В передней звонко раздались две ловких пощечины. Мишка не шевельнулся, а только замигал усиленно левым глазом. Это еще больше разозлило генеральшу, и она ударила кулаком Мишку прямо в зубы, так что у того «счакали» челюсти. Мотька искоса глядела на Савелия, улыбаясь одними глазами.
– Только перчатки из-за тебя, подлеца, испортила!.. – кричала генеральша, входя в азарт. – Мотька, новые перчатки…
Пока Мотька летала наверх за перчатками, взволнованная генеральша ходила по передней мимо стоявшего неподвижно Мишки и каждый раз давала ему по пощечине. Савелия она не хотела замечать. Наконец, она устала, села на стул к окну и закрыла глаза, чтобы не видеть ненавистного человека. Ей было лет двадцать пять, но благодаря полноте она казалась старше. Круглое, белое, бескровное лицо не отличалось красотой, но, когда генеральша улыбалась, оно точно светлело и делалось очень симпатичным. Пока Мотька натягивала новые перчатки, генеральша не открывала глаз и даже склонила голову на один бок, как женщина, огорченная до глубины души. Мишка стоял все время не шевельнувшись и свободно вздохнул только тогда, когда генеральша вышла на крыльцо.

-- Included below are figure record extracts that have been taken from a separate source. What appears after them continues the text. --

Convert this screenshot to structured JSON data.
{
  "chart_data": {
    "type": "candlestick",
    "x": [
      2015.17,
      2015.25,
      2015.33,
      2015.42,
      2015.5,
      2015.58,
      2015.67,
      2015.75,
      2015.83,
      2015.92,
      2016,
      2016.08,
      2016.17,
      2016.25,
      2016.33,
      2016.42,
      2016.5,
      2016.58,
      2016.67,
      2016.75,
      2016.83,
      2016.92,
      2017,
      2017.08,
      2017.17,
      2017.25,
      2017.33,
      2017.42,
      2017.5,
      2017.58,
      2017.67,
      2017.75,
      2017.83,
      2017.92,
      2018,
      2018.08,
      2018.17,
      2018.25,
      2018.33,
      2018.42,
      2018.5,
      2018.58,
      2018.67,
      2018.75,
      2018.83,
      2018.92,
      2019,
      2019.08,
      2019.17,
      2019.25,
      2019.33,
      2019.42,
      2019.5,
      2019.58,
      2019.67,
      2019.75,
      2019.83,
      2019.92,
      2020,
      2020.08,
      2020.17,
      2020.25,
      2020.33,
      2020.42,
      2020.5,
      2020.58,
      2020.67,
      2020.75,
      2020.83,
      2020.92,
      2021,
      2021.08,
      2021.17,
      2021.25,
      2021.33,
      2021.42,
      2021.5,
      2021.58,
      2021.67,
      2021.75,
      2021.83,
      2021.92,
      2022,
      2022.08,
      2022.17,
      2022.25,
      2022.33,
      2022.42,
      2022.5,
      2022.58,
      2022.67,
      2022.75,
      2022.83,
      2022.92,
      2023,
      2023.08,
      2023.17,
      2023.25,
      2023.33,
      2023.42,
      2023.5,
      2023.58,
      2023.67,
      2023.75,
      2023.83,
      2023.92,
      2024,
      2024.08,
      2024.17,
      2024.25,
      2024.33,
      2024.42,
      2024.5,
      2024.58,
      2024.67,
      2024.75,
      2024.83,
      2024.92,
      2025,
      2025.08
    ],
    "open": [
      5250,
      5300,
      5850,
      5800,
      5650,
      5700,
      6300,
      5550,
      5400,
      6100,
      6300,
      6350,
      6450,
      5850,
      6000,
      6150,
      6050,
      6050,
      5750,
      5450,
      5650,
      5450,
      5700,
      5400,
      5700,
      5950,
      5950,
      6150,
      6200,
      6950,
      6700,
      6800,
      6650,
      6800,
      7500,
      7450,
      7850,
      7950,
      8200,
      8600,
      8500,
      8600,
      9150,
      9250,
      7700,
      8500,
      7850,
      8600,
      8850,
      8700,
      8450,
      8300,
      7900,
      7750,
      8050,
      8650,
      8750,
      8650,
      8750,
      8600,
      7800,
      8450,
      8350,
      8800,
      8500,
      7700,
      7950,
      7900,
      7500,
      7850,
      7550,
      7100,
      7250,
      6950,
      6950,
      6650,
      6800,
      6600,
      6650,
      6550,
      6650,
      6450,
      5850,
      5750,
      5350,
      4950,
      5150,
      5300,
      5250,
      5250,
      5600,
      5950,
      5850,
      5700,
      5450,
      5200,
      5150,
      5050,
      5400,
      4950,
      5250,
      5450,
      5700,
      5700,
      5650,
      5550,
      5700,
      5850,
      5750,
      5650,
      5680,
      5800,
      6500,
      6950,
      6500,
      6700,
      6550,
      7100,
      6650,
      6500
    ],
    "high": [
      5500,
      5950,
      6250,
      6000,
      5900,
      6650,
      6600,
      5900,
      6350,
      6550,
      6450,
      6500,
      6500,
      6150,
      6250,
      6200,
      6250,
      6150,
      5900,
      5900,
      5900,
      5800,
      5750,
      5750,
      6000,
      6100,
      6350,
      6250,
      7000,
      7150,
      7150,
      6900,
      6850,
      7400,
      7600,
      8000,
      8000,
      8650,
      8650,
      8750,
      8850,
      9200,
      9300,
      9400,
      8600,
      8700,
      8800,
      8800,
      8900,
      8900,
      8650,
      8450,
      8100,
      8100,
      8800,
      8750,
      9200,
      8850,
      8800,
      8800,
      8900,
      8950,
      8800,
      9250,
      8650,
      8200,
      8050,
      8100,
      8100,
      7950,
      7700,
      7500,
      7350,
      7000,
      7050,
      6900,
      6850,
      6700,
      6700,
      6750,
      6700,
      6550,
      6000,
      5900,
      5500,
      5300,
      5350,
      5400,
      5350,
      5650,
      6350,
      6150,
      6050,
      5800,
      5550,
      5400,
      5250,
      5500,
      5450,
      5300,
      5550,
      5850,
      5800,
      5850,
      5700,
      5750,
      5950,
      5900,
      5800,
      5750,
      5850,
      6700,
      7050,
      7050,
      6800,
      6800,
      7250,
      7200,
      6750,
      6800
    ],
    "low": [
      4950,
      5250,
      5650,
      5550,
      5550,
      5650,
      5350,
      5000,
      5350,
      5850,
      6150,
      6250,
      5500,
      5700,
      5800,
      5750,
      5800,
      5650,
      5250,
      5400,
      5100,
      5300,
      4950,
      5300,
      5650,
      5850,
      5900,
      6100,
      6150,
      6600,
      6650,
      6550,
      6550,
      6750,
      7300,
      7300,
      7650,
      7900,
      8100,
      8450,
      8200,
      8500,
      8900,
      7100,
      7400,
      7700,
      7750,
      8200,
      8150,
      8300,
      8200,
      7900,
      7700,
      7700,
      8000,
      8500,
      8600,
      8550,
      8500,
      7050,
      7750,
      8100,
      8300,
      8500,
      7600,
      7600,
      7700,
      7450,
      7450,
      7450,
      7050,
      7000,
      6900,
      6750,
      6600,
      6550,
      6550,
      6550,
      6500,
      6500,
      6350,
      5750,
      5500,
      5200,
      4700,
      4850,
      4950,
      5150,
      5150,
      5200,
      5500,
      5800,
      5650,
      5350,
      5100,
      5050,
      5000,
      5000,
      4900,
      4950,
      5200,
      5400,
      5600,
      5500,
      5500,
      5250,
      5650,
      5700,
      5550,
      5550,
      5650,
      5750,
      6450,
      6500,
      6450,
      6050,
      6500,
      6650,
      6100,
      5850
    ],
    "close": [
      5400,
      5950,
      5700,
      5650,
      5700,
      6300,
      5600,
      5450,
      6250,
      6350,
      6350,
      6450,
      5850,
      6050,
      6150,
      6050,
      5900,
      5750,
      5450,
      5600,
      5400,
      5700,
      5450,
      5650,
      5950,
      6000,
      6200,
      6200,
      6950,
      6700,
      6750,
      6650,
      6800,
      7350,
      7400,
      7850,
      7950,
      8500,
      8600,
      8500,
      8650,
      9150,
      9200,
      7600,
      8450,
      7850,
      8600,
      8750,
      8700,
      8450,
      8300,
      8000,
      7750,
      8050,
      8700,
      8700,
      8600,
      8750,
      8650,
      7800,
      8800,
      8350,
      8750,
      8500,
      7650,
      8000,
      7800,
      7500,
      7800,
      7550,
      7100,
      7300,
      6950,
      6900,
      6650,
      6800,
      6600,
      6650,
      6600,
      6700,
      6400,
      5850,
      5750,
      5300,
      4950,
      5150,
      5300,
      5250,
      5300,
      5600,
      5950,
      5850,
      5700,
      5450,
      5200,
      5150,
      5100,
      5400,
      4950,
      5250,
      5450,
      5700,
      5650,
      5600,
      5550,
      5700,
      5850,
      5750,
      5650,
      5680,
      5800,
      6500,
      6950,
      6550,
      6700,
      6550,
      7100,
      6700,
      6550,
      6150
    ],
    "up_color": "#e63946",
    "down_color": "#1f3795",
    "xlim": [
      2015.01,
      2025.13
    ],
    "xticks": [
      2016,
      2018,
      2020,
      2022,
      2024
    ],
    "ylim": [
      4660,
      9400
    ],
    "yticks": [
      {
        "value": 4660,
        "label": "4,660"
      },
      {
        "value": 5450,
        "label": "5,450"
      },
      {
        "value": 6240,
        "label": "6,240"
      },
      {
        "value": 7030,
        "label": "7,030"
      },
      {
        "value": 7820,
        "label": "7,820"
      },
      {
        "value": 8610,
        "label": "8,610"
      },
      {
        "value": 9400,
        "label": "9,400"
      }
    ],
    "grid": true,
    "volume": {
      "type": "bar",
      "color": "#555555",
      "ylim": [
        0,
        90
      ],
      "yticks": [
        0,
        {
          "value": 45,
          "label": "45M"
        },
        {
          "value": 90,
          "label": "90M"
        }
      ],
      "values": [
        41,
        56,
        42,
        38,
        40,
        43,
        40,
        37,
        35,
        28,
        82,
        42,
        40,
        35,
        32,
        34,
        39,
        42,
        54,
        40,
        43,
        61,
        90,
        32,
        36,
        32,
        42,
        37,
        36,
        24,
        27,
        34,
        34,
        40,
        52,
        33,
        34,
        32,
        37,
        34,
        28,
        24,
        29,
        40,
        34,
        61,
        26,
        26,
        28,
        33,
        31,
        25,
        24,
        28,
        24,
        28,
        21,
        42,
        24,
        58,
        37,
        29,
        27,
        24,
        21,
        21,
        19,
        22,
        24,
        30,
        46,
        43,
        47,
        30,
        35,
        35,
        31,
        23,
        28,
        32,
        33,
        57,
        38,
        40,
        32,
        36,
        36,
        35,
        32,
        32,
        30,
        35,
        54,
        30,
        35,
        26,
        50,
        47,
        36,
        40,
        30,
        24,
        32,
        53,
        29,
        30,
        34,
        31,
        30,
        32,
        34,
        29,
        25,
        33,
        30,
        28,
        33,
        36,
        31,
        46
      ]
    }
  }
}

– Ну, и язва сибирская твоя генеральша, – с участливым вздохом проговорил Савелий.
– Ох, и не говори! – ответил Мишка, кулаком вытирая окровавленные губы. – Изводит она меня насмерть… Поедом съела. Тссс…

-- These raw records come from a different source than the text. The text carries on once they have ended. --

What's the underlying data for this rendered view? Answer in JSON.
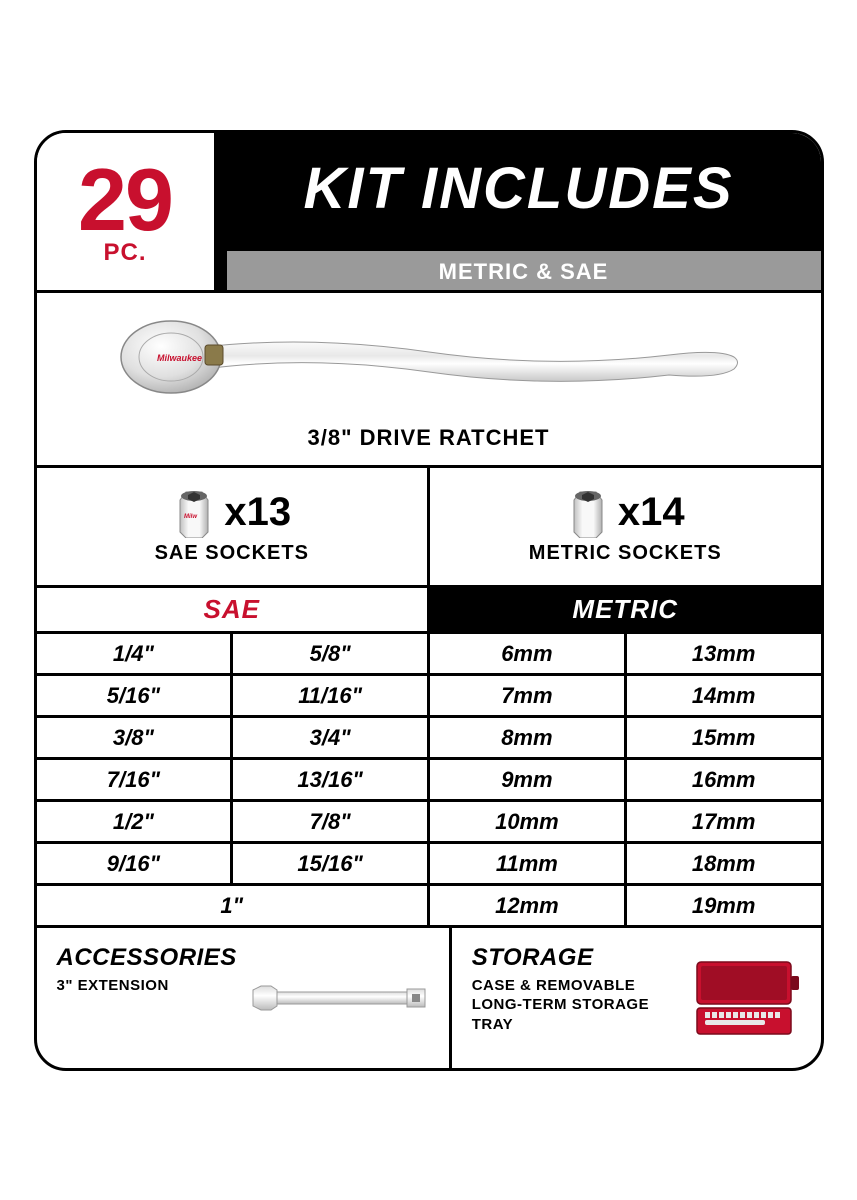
{
  "colors": {
    "brand_red": "#c8102e",
    "black": "#000000",
    "white": "#ffffff",
    "gray_bar": "#9a9a9a",
    "chrome_light": "#f5f5f5",
    "chrome_mid": "#d8d8d8",
    "chrome_dark": "#a8a8a8"
  },
  "header": {
    "piece_count": "29",
    "piece_label": "PC.",
    "kit_title": "KIT INCLUDES",
    "subtitle": "METRIC & SAE"
  },
  "ratchet": {
    "label": "3/8\" DRIVE RATCHET"
  },
  "sockets": {
    "sae": {
      "count": "x13",
      "label": "SAE SOCKETS"
    },
    "metric": {
      "count": "x14",
      "label": "METRIC SOCKETS"
    }
  },
  "size_headers": {
    "sae": "SAE",
    "metric": "METRIC"
  },
  "sae_sizes": [
    [
      "1/4\"",
      "5/8\""
    ],
    [
      "5/16\"",
      "11/16\""
    ],
    [
      "3/8\"",
      "3/4\""
    ],
    [
      "7/16\"",
      "13/16\""
    ],
    [
      "1/2\"",
      "7/8\""
    ],
    [
      "9/16\"",
      "15/16\""
    ],
    [
      "1\""
    ]
  ],
  "metric_sizes": [
    [
      "6mm",
      "13mm"
    ],
    [
      "7mm",
      "14mm"
    ],
    [
      "8mm",
      "15mm"
    ],
    [
      "9mm",
      "16mm"
    ],
    [
      "10mm",
      "17mm"
    ],
    [
      "11mm",
      "18mm"
    ],
    [
      "12mm",
      "19mm"
    ]
  ],
  "accessories": {
    "title": "ACCESSORIES",
    "desc": "3\" EXTENSION"
  },
  "storage": {
    "title": "STORAGE",
    "desc": "CASE & REMOVABLE LONG-TERM STORAGE TRAY"
  }
}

Мишка забыл, что Мотька осталась на крыльце и подслушивала их разговор. Но теперь было уже поздно… Мотька прошла по передней с таким видом, что у Мишки сердце повело коробом.

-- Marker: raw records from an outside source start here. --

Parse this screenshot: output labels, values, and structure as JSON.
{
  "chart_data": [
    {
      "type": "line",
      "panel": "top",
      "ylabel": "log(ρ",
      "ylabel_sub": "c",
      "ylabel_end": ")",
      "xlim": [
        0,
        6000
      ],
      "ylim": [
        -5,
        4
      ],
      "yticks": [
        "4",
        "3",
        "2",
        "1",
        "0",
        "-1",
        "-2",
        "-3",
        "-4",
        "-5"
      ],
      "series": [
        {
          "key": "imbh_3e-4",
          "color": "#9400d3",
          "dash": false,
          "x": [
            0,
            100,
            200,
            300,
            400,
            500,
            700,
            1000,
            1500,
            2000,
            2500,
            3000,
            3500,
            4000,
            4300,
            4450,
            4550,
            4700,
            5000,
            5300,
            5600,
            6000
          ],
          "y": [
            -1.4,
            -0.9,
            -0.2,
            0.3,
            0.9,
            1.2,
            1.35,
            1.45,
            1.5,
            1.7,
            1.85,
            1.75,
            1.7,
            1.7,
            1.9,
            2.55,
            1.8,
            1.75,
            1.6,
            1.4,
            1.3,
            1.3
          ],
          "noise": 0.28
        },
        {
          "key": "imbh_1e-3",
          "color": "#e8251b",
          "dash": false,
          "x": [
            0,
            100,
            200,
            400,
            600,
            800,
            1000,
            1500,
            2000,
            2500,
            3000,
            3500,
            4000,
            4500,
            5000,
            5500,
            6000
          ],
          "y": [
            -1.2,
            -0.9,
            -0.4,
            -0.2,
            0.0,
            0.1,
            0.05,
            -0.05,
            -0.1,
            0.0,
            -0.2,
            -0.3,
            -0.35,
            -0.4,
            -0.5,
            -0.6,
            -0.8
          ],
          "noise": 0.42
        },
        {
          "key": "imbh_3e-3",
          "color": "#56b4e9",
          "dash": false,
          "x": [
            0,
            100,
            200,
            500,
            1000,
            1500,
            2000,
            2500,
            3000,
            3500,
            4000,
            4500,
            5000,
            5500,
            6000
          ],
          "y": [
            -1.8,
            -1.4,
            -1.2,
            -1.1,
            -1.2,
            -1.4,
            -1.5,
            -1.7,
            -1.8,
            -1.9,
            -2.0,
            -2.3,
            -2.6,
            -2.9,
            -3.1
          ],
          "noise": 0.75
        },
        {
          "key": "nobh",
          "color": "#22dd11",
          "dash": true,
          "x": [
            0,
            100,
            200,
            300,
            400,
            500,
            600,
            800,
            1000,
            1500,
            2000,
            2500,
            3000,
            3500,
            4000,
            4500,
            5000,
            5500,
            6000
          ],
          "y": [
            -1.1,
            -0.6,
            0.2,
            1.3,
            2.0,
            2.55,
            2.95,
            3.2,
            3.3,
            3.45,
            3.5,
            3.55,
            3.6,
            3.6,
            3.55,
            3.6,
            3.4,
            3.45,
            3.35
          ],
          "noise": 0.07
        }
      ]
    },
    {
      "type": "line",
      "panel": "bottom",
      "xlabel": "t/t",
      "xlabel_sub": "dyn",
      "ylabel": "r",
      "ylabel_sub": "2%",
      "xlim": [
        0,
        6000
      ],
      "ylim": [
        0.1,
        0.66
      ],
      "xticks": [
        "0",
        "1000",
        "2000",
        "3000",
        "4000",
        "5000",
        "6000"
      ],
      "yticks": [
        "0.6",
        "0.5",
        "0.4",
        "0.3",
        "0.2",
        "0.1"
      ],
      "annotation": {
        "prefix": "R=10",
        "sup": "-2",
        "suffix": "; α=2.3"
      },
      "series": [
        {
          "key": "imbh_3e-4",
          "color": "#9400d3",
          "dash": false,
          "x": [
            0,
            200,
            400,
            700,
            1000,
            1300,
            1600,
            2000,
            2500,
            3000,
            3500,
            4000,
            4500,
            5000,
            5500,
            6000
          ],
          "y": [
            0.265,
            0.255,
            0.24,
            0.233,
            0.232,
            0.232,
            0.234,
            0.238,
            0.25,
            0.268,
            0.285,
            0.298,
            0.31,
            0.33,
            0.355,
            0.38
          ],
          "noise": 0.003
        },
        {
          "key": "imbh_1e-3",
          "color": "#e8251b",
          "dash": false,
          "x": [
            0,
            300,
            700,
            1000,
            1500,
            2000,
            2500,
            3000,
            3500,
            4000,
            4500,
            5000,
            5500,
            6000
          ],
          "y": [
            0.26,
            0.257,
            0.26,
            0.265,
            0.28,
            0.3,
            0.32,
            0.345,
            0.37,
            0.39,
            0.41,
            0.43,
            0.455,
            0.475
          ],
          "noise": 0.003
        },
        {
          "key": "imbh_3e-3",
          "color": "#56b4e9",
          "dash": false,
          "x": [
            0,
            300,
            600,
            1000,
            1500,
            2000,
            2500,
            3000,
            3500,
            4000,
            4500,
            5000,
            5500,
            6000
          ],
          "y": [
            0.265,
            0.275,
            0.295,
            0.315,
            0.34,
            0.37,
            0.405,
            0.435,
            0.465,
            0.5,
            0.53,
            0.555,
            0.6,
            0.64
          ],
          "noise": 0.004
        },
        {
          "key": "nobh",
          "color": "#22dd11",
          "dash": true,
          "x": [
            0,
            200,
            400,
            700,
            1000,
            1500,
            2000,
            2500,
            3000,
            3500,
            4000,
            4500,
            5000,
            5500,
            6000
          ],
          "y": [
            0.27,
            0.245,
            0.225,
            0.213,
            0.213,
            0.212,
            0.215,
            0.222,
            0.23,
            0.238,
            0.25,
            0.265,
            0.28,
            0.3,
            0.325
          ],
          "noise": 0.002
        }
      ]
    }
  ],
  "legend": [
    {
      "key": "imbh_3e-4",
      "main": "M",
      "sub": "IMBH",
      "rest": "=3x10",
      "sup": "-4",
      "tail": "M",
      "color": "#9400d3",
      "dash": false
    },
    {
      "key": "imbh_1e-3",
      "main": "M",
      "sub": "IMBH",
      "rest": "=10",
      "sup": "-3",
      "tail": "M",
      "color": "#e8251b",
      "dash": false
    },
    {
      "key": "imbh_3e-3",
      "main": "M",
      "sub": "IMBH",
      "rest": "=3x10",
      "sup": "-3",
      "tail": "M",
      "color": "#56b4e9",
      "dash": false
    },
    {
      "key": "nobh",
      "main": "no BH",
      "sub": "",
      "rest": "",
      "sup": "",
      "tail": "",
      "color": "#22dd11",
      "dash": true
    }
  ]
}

– Удалая девка, – проговорил Савелий, когда Мотька начала подниматься вверх по лестнице. – Вот бы мне такую: в самый раз…
Мотька остановилась, свесилась через перила и с особенным задором проговорила:
– Ступай к своим кержанкам, да и заигрывай… Кержак немаканый!..
– Да ведь ваша-то девичья вера везде одинакова, Мотя, – ласково ответил Савелий, блестя красивыми глазами. – Што кержанка, што православная…
– Ах, бесстыжие твои глаза!.. – вскрикнула Мотька, покраснела и, плюнув, вихрем унеслась вверх.
– Бес, а не девка… – как-то промурлыкал Савелий, сладко закрывая глаза. – Ох, грех с ними один! Прощенья просим, Михайло Потапыч…
Мишка простился с ласковым кержаком молча, – очень уж разогорчила его генеральша. Зачем при людях-то при посторонних срамить? Ежели нравится, – ну, бей с глазу на глаз, а тут чужой человек стоит и смотрит, как генеральша полирует Мишку со щеки на щеку. Чужой человек в дому, как колокол…
Сосунов оставался в засаде и не смел дохнуть. Ведь нанесла же нелегкая эту генеральшу, точно на грех, а теперь Михайло Потапыч рвет и мечет. Подойди-ка к нему… Ах, что наделала генеральша! Огорченный раб Мишка забыл о спрятанном Сосунове и, когда тот решился легонько кашлянуть, обругался по-мужицки.
– Ах ты, крапивное семя!.. Убирайся вон… ко всем чертям.
– Михайло Потапыч…
В пылу гнева Мишка даже замахнулся на Сосунова, но потом вдруг припомнил что-то и спросил:
– Так генеральша была у Секлетиньи?
– Своими глазами видел, Михайло Потапыч…
– Можешь при случае утвердить вполне?
– Могу.
– Ну, так попомни это, да пока, до поры до время, никому об этом не говори. Понял теперь?